Herhalde zirveye katılan bu kadar devlet, somut bir sonuç alınamazsa bile, böyle kötü bir senaryonun gerçekleşmesine izin vermeyeceklerdir.
Gerçekten bu zirvenin, başta öngörüldüğünden daha kalabalık olması anlamlıdır. ABD ev sahibi olarak Annapolis'e 49 devlet ve örgütü davet etmiş bulunuyor. Bunların arasında sorunla fazla ilintisi bulunmayan Moritanya'dan Endonezya'ya, Senegal'dan Brezilya'ya kadar birçok ülke var!

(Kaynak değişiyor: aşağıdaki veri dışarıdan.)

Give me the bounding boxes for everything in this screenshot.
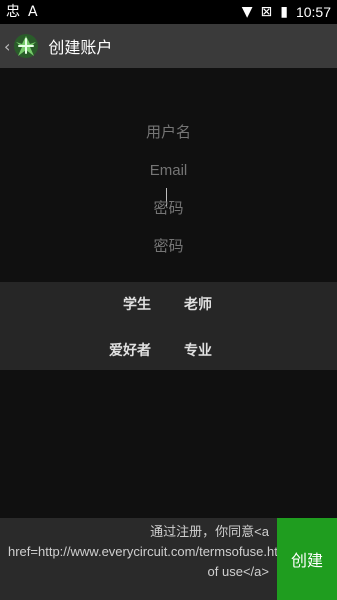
- status-time: 10:57: [295, 4, 331, 20]
- password-input[interactable]: [0, 192, 337, 226]
- create-account-button[interactable]: 创建: [277, 518, 337, 600]
- role-selection: 学生 老师 爱好者 专业: [0, 282, 337, 370]
- status-right: ▼ ⊠ ▮ 10:57: [242, 4, 331, 20]
- terms-text[interactable]: 通过注册，你同意<a href=http://www.everycircuit.…: [0, 518, 335, 600]
- back-chevron-icon[interactable]: ‹: [4, 37, 10, 56]
- wifi-icon: ▼: [241, 4, 253, 20]
- page-title: 创建账户: [48, 38, 113, 57]
- role-student-button[interactable]: 学生: [123, 294, 151, 314]
- bottom-bar: 通过注册，你同意<a href=http://www.everycircuit.…: [0, 518, 337, 600]
- status-left: 忠 A: [6, 5, 38, 19]
- role-hobbyist-button[interactable]: 爱好者: [109, 340, 151, 360]
- action-bar: ‹ 创建账户: [0, 24, 337, 68]
- app-logo-icon[interactable]: [12, 32, 40, 60]
- no-sim-icon: ⊠: [260, 4, 273, 20]
- battery-icon: ▮: [280, 4, 288, 20]
- role-professional-button[interactable]: 专业: [184, 340, 212, 360]
- a-box-icon: A: [28, 4, 38, 20]
- account-form: [0, 68, 337, 282]
- role-teacher-button[interactable]: 老师: [184, 294, 212, 314]
- email-input[interactable]: [0, 154, 337, 188]
- chinese-char-icon: 忠: [6, 4, 20, 20]
- username-input[interactable]: [0, 116, 337, 150]
- password-confirm-input[interactable]: [0, 230, 337, 264]
- status-bar: 忠 A ▼ ⊠ ▮ 10:57: [0, 0, 337, 24]
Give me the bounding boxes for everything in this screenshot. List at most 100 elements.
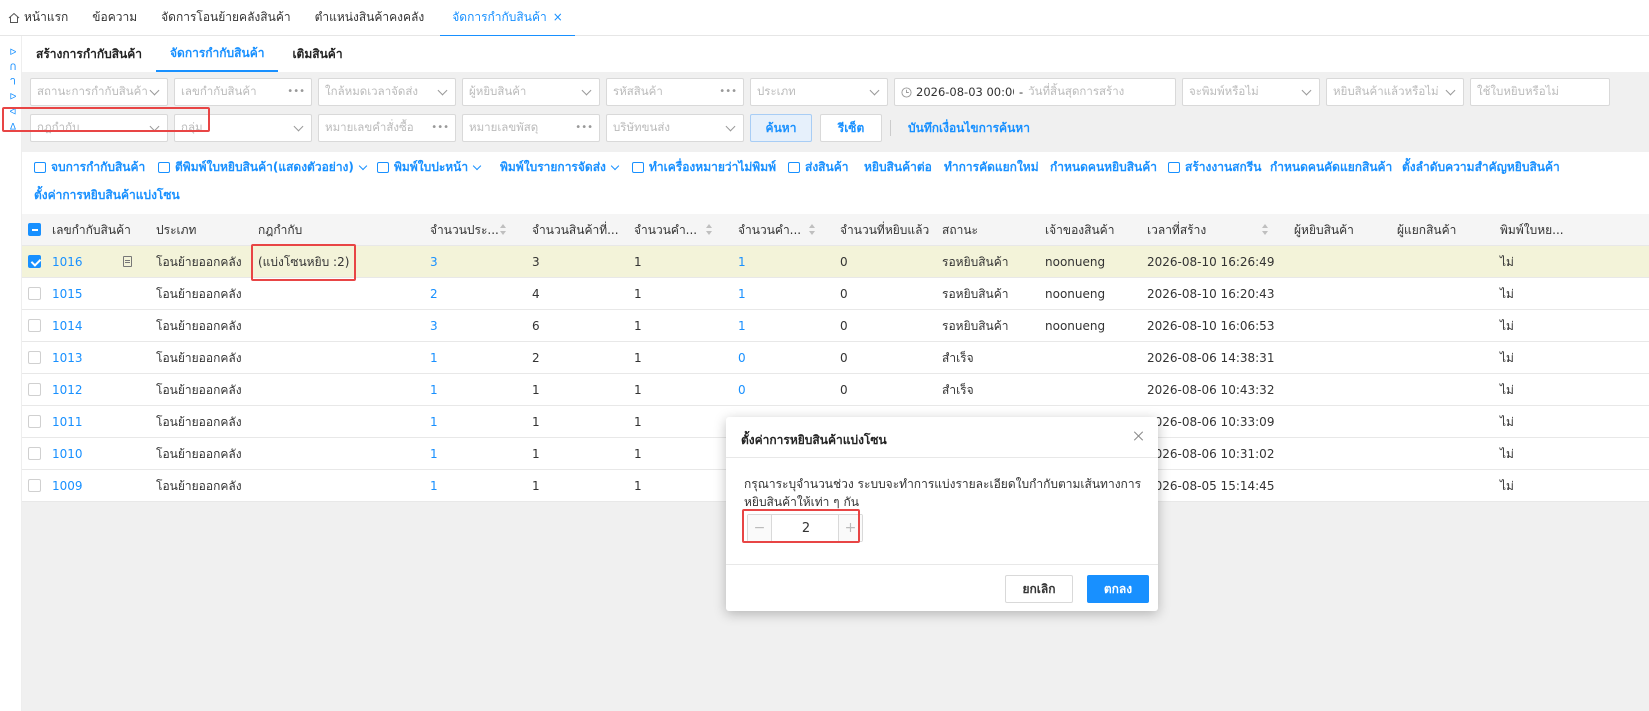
tab-home[interactable]: หน้าแรก (0, 0, 80, 36)
row-count-4[interactable]: 0 (738, 342, 746, 374)
row-checkbox[interactable] (28, 447, 41, 460)
table-row[interactable]: 1014 โอนย้ายออกคลัง 3 6 1 1 0 รอหยิบสินค้า noonu… (22, 310, 1649, 342)
row-wave-number[interactable]: 1015 (52, 278, 83, 310)
table-row[interactable]: 1015 โอนย้ายออกคลัง 2 4 1 1 0 รอหยิบสินค้า noonu… (22, 278, 1649, 310)
row-count-1[interactable]: 1 (430, 374, 438, 406)
created-date-range[interactable]: 2026-08-03 00:00:0 - วันที่สิ้นสุดการสร้… (894, 78, 1176, 106)
subtab-create-wave[interactable]: สร้างการกำกับสินค้า (22, 36, 156, 72)
tab-warehouse-transfer[interactable]: จัดการโอนย้ายคลังสินค้า (149, 0, 302, 36)
col-sorter[interactable]: ผู้แยกสินค้า (1397, 214, 1456, 246)
row-count-1[interactable]: 2 (430, 278, 438, 310)
printer-icon (158, 161, 170, 173)
select-all-checkbox[interactable] (28, 223, 41, 236)
col-printed[interactable]: พิมพ์ใบหย... (1500, 214, 1564, 246)
row-count-4[interactable]: 0 (738, 374, 746, 406)
row-checkbox[interactable] (28, 287, 41, 300)
continue-picking-button[interactable]: หยิบสินค้าต่อ (864, 158, 932, 176)
wave-number-placeholder: เลขกำกับสินค้า (181, 84, 257, 98)
col-picked[interactable]: จำนวนที่หยิบแล้ว (840, 214, 929, 246)
row-count-4[interactable]: 1 (738, 278, 746, 310)
close-icon[interactable]: × (553, 10, 563, 24)
row-count-4[interactable]: 1 (738, 246, 746, 278)
col-wave-rule[interactable]: กฎกำกับ (258, 214, 302, 246)
col-owner[interactable]: เจ้าของสินค้า (1045, 214, 1114, 246)
print-delivery-list-button[interactable]: พิมพ์ใบรายการจัดส่ง (500, 158, 620, 176)
ok-button[interactable]: ตกลง (1087, 575, 1149, 603)
wave-status-select[interactable]: สถานะการกำกับสินค้า (30, 78, 168, 106)
subtab-manage-wave[interactable]: จัดการกำกับสินค้า (156, 36, 279, 72)
tracking-number-input[interactable]: หมายเลขพัสดุ ••• (462, 114, 600, 142)
tab-inventory-location[interactable]: ตำแหน่งสินค้าคงคลัง (303, 0, 437, 36)
row-wave-number[interactable]: 1013 (52, 342, 83, 374)
row-wave-number[interactable]: 1014 (52, 310, 83, 342)
use-pick-slip-select[interactable]: ใช้ใบหยิบหรือไม่ (1470, 78, 1610, 106)
re-sort-button[interactable]: ทำการคัดแยกใหม่ (944, 158, 1039, 176)
printed-select[interactable]: จะพิมพ์หรือไม่ (1182, 78, 1320, 106)
row-count-1[interactable]: 1 (430, 438, 438, 470)
row-checkbox[interactable] (28, 415, 41, 428)
sort-icon[interactable] (1262, 224, 1268, 236)
table-row[interactable]: 1013 โอนย้ายออกคลัง 1 2 1 0 0 สำเร็จ 2026-08-06 … (22, 342, 1649, 374)
finish-wave-button[interactable]: จบการกำกับสินค้า (34, 158, 145, 176)
picked-select[interactable]: หยิบสินค้าแล้วหรือไม่ (1326, 78, 1464, 106)
col-status[interactable]: สถานะ (942, 214, 978, 246)
row-wave-number[interactable]: 1010 (52, 438, 83, 470)
row-count-1[interactable]: 1 (430, 342, 438, 374)
col-count-2[interactable]: จำนวนสินค้าที่... (532, 214, 619, 246)
pick-priority-button[interactable]: ตั้งลำดับความสำคัญหยิบสินค้า (1402, 158, 1560, 176)
clock-icon (901, 86, 912, 98)
cancel-button[interactable]: ยกเลิก (1005, 575, 1073, 603)
table-row[interactable]: 1012 โอนย้ายออกคลัง 1 1 1 0 0 สำเร็จ 2026-08-06 … (22, 374, 1649, 406)
create-screen-task-button[interactable]: สร้างงานสกรีน (1168, 158, 1261, 176)
row-checkbox[interactable] (28, 319, 41, 332)
row-checkbox[interactable] (28, 255, 41, 268)
document-icon[interactable] (123, 256, 132, 267)
save-search-condition-link[interactable]: บันทึกเงื่อนไขการค้นหา (908, 114, 1030, 142)
sort-icon[interactable] (809, 224, 815, 236)
close-icon[interactable] (1132, 429, 1146, 443)
tab-inventory-location-label: ตำแหน่งสินค้าคงคลัง (314, 10, 425, 24)
print-pick-slip-button[interactable]: ตีพิมพ์ใบหยิบสินค้า(แสดงตัวอย่าง) (158, 158, 368, 176)
row-checkbox[interactable] (28, 479, 41, 492)
wave-number-input[interactable]: เลขกำกับสินค้า ••• (174, 78, 312, 106)
col-created[interactable]: เวลาที่สร้าง (1147, 214, 1206, 246)
tab-manage-wave[interactable]: จัดการกำกับสินค้า × (440, 0, 575, 36)
tab-messages[interactable]: ข้อความ (80, 0, 149, 36)
col-count-4[interactable]: จำนวนคำ... (738, 214, 801, 246)
assign-sorter-button[interactable]: กำหนดคนคัดแยกสินค้า (1270, 158, 1392, 176)
col-count-3[interactable]: จำนวนคำ... (634, 214, 697, 246)
row-checkbox[interactable] (28, 383, 41, 396)
row-wave-number[interactable]: 1012 (52, 374, 83, 406)
near-shipping-deadline-select[interactable]: ใกล้หมดเวลาจัดส่ง (318, 78, 456, 106)
col-type[interactable]: ประเภท (156, 214, 196, 246)
order-number-input[interactable]: หมายเลขคำสั่งซื้อ ••• (318, 114, 456, 142)
row-count-1[interactable]: 1 (430, 470, 438, 502)
row-wave-number[interactable]: 1011 (52, 406, 83, 438)
row-checkbox[interactable] (28, 351, 41, 364)
row-printed: ไม่ (1500, 350, 1514, 365)
reset-button[interactable]: รีเซ็ต (820, 114, 882, 142)
col-wave-number[interactable]: เลขกำกับสินค้า (52, 214, 131, 246)
row-count-1[interactable]: 1 (430, 406, 438, 438)
assign-picker-button[interactable]: กำหนดคนหยิบสินค้า (1050, 158, 1157, 176)
col-count-1[interactable]: จำนวนประ... (430, 214, 499, 246)
row-count-4[interactable]: 1 (738, 310, 746, 342)
type-select[interactable]: ประเภท (750, 78, 888, 106)
row-count-3: 1 (634, 351, 642, 365)
subtab-replenish[interactable]: เติมสินค้า (278, 36, 356, 72)
row-wave-number[interactable]: 1016 (52, 246, 83, 278)
sort-icon[interactable] (706, 224, 712, 236)
carrier-select[interactable]: บริษัทขนส่ง (606, 114, 744, 142)
row-wave-number[interactable]: 1009 (52, 470, 83, 502)
sort-icon[interactable] (500, 224, 506, 236)
print-label-button[interactable]: พิมพ์ใบปะหน้า (377, 158, 482, 176)
zone-picking-settings-button[interactable]: ตั้งค่าการหยิบสินค้าแบ่งโซน (34, 186, 180, 204)
mark-not-printed-button[interactable]: ทำเครื่องหมายว่าไม่พิมพ์ (632, 158, 776, 176)
search-button[interactable]: ค้นหา (750, 114, 812, 142)
row-count-1[interactable]: 3 (430, 310, 438, 342)
ship-goods-button[interactable]: ส่งสินค้า (788, 158, 848, 176)
row-count-1[interactable]: 3 (430, 246, 438, 278)
col-picker[interactable]: ผู้หยิบสินค้า (1294, 214, 1354, 246)
sku-input[interactable]: รหัสสินค้า ••• (606, 78, 744, 106)
picker-select[interactable]: ผู้หยิบสินค้า (462, 78, 600, 106)
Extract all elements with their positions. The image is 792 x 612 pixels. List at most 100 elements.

Bu bakımdan Annapolis zirvesi dünya medyasına "büyük bir şov" olarak yansıyacak...
Kimler yok ki!
Davetli ülkelerden ve kuruluşlardan hangilerinin ve hangi düzeyde katılacağı henüz belli değil. Önemli olan tabii önde gelen Arap ülkelerinin orada bulunmasıdır.
Mahmud Abbas yönetiminin temsil ettiği Filistin dışında (Gazze'deki Hamas yönetimi çağrılmamıştır) Mısır, Ürdün gibi "ılımlı" Arap ülkeleri daveti kabul ettiler. Suudi Arabistan ve Suriye gibi önemli ülkelerin de (herhalde daha alt düzeyde) temsil edileceği tahmin ediliyor. Bu konuda kesin karar Arap Birliği'nin bugün yapacağı toplantıda alınacak.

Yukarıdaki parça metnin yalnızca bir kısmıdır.